Ein erfolgloser Drehbuchautor mit Amok-Phantasien. Eine ehemalige Drogendealerin, die zum Internet-Troll umgeschult hat. Eine Professorentochter, die zum Islam konvertiert und ihr darüber verzweifelnder Vater. Ein drogensüchtiger Popstar und sein Manager. Ein koksender Trader, eine obdachlose Hundeliebhaberin mit großem Gerechtigkeitssinn und eine ehemalige Pornodarstellerin. Ein rechtsradikaler H&M-Verkäufer und sein Kumpel, eine einsame Staatsbeamtin, ein krankhafter Frauenschläger und eine Kellnerin mit Talent zum Tätowieren. Sie alle bevölkern das Leben des Vernon Subutex, seines Zeichens bankrott gegangener Plattenhändler ohne Dach über dem Kopf. Ihnen allen verleiht die französische Schriftstellerin, Musikerin und Filmregisseurin Virginie Despentes („Baise Moi!“, „King Kong Theorie“) eine Stimme. Sie alle träumen von einem anderen besseren Leben, auf ganz unterschiedliche Weise.
„Das Leben des Vernon Subutex“ gilt als der Gesellschaftsroman unserer Zeit, als „Die menschliche Komödie“ (Balzac) des 21. Jahrhunderts. Regisseur Stefan Pucher, der zuletzt an den Kammerspielen „América“ von T.C. Boyle und „Wartesaal“ inszeniert hat, bringt Vernon Subutex und seine Bande auf die Bühne der Kammerspiele.
Pucher und sein Dramaturg Tarun Kade schaffen es, dieses breitwandige Gesellschaftspanorama unseres Nachbarlandes vor und nach den islamistischen Anschlägen von Nizza und auf ein Rockkonzert im Pariser Bataclan zu verdichten. Aus mindestens zwei Wochen Lesezeit werden drei Theaterstunden. […] 'Vernon Subutex' ist vor allem hervorragendes Schauspielertheater. Und das ist ein Plus, für Leser und für Nichtleser der Roman-Trilogie.
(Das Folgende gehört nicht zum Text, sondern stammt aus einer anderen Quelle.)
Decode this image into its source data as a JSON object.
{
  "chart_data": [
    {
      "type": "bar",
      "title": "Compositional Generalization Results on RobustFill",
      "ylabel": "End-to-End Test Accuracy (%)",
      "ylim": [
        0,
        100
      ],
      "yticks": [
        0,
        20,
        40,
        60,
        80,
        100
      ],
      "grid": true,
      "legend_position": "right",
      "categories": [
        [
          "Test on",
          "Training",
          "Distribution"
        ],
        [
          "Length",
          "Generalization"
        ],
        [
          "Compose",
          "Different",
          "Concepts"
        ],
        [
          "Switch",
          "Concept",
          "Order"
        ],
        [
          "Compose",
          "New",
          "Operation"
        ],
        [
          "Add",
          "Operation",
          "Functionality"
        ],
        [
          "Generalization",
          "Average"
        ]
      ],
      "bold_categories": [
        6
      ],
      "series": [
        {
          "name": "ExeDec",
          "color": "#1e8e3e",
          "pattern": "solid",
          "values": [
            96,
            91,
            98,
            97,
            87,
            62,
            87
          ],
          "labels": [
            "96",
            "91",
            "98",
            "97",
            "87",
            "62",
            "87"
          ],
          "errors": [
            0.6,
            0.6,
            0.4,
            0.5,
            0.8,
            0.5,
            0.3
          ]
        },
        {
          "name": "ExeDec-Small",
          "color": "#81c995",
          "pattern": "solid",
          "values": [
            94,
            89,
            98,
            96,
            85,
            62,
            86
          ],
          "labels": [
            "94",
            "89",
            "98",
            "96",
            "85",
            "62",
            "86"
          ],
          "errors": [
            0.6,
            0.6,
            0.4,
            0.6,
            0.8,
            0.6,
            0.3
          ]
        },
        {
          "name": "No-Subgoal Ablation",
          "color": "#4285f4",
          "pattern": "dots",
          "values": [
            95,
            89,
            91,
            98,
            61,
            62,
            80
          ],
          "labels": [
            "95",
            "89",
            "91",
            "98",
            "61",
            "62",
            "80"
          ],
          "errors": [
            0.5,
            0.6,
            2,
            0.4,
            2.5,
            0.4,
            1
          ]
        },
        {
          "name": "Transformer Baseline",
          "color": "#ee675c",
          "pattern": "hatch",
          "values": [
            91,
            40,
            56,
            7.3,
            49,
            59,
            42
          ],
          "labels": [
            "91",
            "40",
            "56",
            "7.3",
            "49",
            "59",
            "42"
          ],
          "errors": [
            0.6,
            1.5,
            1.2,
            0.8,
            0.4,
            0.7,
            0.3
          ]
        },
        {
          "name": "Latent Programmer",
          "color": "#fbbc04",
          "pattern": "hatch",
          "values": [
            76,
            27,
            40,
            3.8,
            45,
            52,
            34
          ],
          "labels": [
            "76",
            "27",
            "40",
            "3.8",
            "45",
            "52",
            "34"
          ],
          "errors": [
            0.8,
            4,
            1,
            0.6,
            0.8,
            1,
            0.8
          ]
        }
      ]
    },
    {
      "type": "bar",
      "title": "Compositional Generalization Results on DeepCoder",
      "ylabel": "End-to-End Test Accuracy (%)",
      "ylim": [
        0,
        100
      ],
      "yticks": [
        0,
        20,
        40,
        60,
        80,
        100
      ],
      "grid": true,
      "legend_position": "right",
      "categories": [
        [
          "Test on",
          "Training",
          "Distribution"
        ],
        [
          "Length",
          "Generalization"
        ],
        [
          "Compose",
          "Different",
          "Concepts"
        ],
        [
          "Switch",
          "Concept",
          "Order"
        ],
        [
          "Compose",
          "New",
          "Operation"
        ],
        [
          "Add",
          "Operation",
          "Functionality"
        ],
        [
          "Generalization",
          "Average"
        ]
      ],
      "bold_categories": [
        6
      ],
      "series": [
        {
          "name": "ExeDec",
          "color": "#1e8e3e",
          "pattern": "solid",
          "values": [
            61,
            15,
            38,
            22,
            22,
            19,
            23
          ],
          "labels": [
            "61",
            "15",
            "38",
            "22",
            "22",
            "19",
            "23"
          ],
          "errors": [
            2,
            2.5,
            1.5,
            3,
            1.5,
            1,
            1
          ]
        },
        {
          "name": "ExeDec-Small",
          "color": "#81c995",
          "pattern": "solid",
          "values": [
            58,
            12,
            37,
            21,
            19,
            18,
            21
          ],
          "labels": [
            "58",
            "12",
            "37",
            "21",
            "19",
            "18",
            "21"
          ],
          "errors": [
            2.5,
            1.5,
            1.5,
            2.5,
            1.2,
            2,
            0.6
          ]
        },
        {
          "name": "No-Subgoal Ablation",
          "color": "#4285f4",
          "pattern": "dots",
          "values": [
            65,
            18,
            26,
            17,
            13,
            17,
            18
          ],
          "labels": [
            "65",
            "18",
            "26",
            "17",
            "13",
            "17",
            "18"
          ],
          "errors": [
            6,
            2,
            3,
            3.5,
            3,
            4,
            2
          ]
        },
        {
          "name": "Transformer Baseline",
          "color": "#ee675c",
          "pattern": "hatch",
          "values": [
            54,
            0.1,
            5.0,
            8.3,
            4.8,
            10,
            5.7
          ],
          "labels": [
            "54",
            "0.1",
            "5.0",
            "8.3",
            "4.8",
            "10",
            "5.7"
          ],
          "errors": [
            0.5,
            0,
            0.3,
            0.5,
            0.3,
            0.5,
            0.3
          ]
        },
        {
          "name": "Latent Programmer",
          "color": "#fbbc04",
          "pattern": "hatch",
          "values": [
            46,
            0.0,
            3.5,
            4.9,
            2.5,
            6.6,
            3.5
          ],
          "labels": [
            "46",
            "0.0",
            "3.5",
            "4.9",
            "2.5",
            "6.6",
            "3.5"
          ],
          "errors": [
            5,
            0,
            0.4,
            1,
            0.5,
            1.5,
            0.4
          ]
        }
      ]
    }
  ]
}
Jelena Kuljić ist Subutex. Anders als in den Romanen, in denen Vernon sonnambul mit seinen Platten verzaubert, singt sie auch. Das kann sie wunderbar. Fabelhaft etwa die Version von Leonhard Cohens Vermächtnisstück „You Want It Darker“ – bei Pucher ist Vernon aktiver Künstler, ist einmal auch Jesus, Leidensgestalt mit Ingmar-Bergman-Kunstappeal.
Wenn Kuljić so berührend die erste Strophe anstimmt „If you are a dealer, I'm out of the game/If you are the healer, it means I'm broken and lame“, wird klar, was der Romanvorlage abgeht – und das Theater liefern kann: Sound. Denn Musik ist Trumpf in den Büchern von Virginie Despentes.